Elle me regarde. Droit dans les yeux. Sans un mot. Juste les lèvres entrouvertes, comme pour s'apprêter à sauter, comme pour se préparer à l'élan. Son âme brille dans ses yeux, elle m'illumine, me transperce, mon cœur reçoit un pieu mortel, profond, comme une main qui me serre de l'intérieur, m'agrippe les tripes flambantes, me plaque à terre comme un ailier farouche avide d'en découdre. Elle me prend la main, douce. Et mon cœur ralentit son pas, freine, s'arrête presque, ce faisant libère une parcelle de bonheur en moi, comme si le point de suspension sécrétait lui-même l'élixir tant désiré...
Elle m'entraîne loin des autres, à l'abri des vies inutiles, à l'écart de l'agitation menteuse du monde. Elle est d'un calme absolu. Je tremble sur mes pauvres pattes éprouvées par ce contact. Elle ne parle pas.

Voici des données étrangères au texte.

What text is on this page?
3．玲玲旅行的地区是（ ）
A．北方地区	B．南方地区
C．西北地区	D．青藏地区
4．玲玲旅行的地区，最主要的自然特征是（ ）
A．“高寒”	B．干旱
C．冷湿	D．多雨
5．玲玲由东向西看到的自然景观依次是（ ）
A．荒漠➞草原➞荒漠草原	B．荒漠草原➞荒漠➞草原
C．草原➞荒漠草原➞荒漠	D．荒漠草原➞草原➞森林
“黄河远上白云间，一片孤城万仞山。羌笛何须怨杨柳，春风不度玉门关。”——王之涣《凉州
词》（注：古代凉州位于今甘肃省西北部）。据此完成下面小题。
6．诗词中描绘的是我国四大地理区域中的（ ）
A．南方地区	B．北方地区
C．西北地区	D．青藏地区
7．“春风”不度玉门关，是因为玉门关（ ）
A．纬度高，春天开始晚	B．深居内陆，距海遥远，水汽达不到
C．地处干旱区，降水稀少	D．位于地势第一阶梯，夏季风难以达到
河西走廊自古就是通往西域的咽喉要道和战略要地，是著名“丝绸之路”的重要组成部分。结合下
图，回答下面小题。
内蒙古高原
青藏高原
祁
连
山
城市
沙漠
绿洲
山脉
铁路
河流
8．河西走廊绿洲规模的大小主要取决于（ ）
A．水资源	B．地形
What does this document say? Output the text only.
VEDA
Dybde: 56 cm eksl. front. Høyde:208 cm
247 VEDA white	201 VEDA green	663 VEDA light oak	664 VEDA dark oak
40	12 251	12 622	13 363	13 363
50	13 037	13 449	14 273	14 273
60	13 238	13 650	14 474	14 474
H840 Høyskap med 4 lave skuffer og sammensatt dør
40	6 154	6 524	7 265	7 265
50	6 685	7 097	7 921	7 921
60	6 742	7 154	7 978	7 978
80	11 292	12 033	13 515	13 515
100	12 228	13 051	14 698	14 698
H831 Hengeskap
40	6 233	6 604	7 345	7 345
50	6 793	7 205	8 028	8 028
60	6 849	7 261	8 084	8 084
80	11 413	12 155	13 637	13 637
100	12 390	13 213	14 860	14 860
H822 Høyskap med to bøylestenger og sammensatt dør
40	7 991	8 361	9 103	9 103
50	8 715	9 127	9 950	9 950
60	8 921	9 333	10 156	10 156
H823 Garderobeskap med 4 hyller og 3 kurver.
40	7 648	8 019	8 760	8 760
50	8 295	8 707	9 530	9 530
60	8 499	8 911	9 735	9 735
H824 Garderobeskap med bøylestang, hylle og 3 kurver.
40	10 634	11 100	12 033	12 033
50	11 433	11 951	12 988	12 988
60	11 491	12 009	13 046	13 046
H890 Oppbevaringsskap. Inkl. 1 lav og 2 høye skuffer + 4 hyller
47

Elle est tout entière dans le regard plongé en moi, et elle ne demande rien. La pente est vertigineuse, celle qui mène au premier geste. Faut-il plonger, faut-il respirer, se taire, parler ? … Faut-il agir ? Elle ne fait rien. Elle ne bouge pas. Elle me regarde.
Et d'un coup je comprends, le ciel bascule, les digues rompent les unes après les autres, dans un flot inhumain de larmes amoncelées : elle ne parle pas car elle m'écoute. Je suis en train de lui dire mes plus secrètes pensées, mes troubles les plus intimes, mes errances les plus noires, sans qu'un seul mot ne soit sorti de ma bouche. Elle se tait parce qu'elle m'écoute et qu'elle m'entend, moi qui ne dis rien.